Poster - "Greywater Use in MENA:A water scarcity issue or a poverty alleviation strategy?"

Paper - "Gestion de la demande en Eau au Moyen Orient et en Afrique du Nord: Enjeux et perspectives"


Synthesis of the key elements extracted by IDRC from around 40 presentations at the Congress:

• The keynote presentation in Montpelier stressed the role of power relations in water and the political economy leading work we recently embarked on

• The General secretary of OECD, the president of IWRA and the winner of the Stockholm prize (Prof A. Allan, author of the Virtual Water) all emphasized the strategic role of Water demand in the future and underscored the importance of power relations as a bottleneck to its implementation. He also highlighted that Food crisis and energy crisis have both strong implications on water outlook in DC.

• A large number of presentations (perhaps 50%) related to changing water budgets and availability associated with climate change. Adaptation was a present and large thematic element in the event. An important conclusion coming from this work is saline intrusion associated with depleted groundwater resources. Most of the work was bio-physical science and less was presented on social/livelihood adaptation although it was present.

• A presentation on Water Soft Water Paths an extension of water demand management principles including the notion that forecasting should be replaced by “backcasting”; an idea that setting a target and figuring out scenarios and models and predicting efficiency improvements that may help meet that target. This is work that is being pioneered by David Brooks and Peter Kay (U of Waterloo).

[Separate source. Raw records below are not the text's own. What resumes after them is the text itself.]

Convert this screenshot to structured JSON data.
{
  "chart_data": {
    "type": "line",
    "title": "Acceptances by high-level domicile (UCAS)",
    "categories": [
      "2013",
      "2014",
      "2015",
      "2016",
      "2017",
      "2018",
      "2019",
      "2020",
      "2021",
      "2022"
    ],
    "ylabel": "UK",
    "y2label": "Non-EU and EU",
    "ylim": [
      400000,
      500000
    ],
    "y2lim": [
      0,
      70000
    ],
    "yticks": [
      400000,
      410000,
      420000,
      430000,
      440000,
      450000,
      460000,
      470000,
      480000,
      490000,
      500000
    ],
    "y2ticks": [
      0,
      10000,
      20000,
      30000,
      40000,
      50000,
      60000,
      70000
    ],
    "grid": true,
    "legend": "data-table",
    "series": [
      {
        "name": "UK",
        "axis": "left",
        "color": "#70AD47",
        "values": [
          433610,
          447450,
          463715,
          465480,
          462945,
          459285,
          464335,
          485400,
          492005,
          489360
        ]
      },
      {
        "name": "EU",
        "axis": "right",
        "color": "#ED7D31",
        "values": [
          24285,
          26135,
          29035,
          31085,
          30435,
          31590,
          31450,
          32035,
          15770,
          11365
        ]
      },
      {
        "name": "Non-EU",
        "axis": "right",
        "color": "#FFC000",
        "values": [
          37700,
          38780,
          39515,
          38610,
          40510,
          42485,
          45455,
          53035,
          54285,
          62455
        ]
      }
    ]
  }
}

• Little work was presented on urban water and sanitation; most presentations were focused on classic IWRM related work – irrigation management, hydrological modelling and science, multi-stakeholder approaches in water management….

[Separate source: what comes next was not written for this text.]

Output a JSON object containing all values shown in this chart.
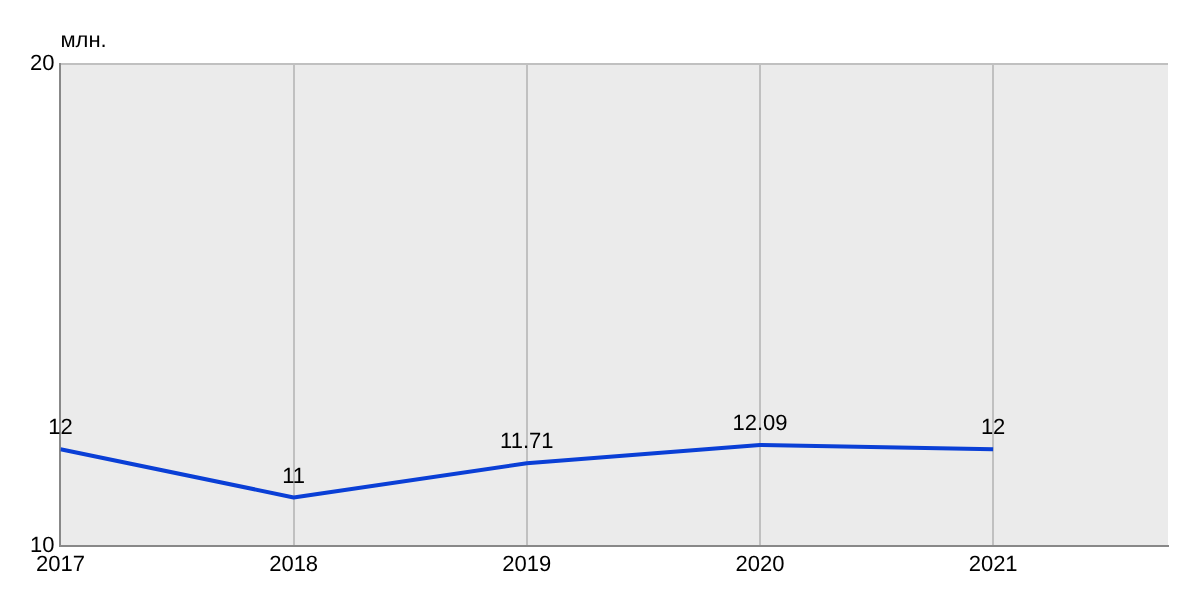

• An excellent keynote talk by the founder of Barefoot College highlighted the importance of reclaiming historic rainwater catchment systems as an adaptive strategy to climate change.

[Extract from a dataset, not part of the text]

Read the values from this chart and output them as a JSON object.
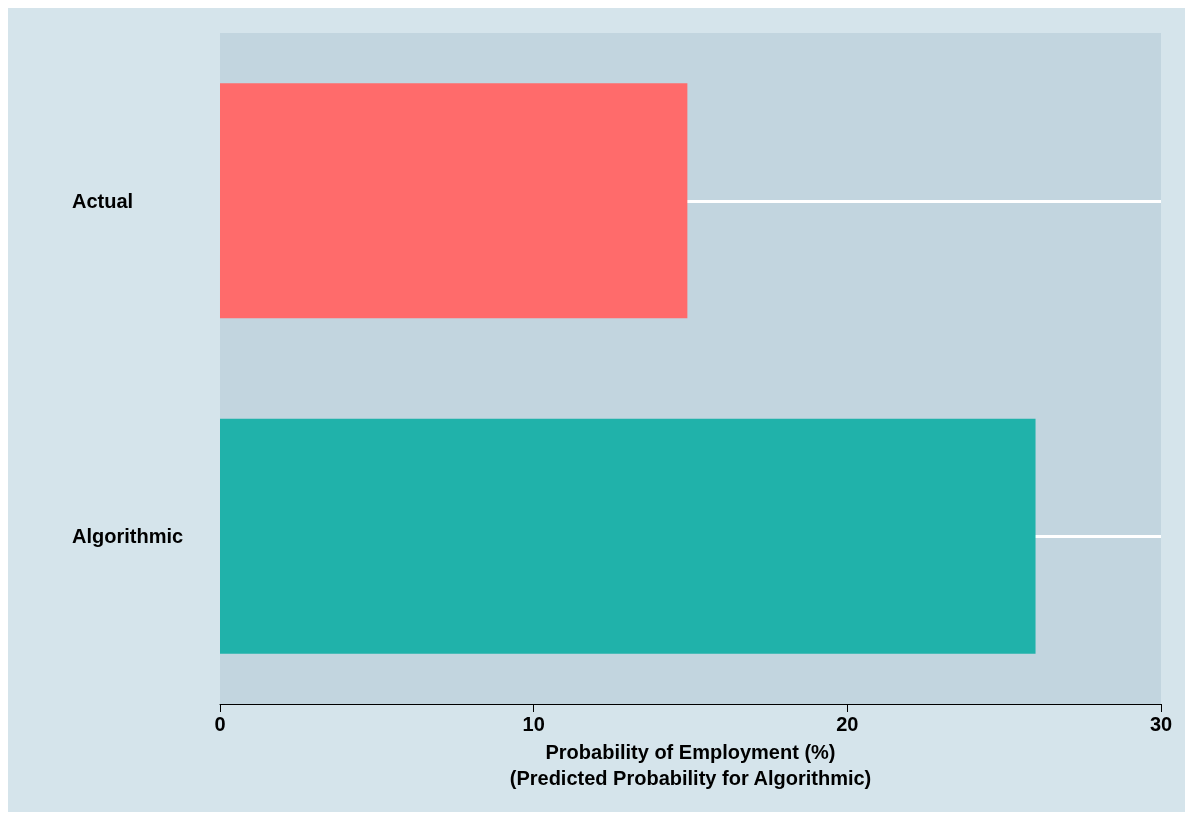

• Some interest points were pulled from various sessions regarding barriers associated with demand management uptake. An important point was raised by the Singaporean Water Utility (who are engaged in WDM) that financial incentives to conserve are not strong for utilities; if a water utility sells less water, they make less money. This suggests that environmental costs must be incorporated into the marginal cost of water supply and for it to be reflected in the financial systems by which utilities operate. Secondly, WDM principles are best enshrined in a national water policy since to date, water economics do not encourage conservation principles. This, I believe, is an important conclusion for further discussion if IDRC`s WDM work is to be extended.

• There was a very good presentation on work in Australia related to behavioural motivators associated with water markets. A PhD. student used factor and cluster analysis to look at farm-level decision making. While profit making is traditionally seen as a main decision motivation, family ended up being more important. While this may seem like a reasonable assumption, what was interesting was the methodology employed to come to the conclusion.

• The Berlin Rules on International Water Management (2004) is a framework – yet to be ratified (as I understood) - that may supply water managers with “rules” associated with groundwater management and local participation in management etc. The Rules have been developed as an update to the 1966 Helsinki Rules that were developed to set international legal principles but which many countries did not ratify. The main improvement is that the Berlin rules include environmental principles which had not been included in the Helsinki rules.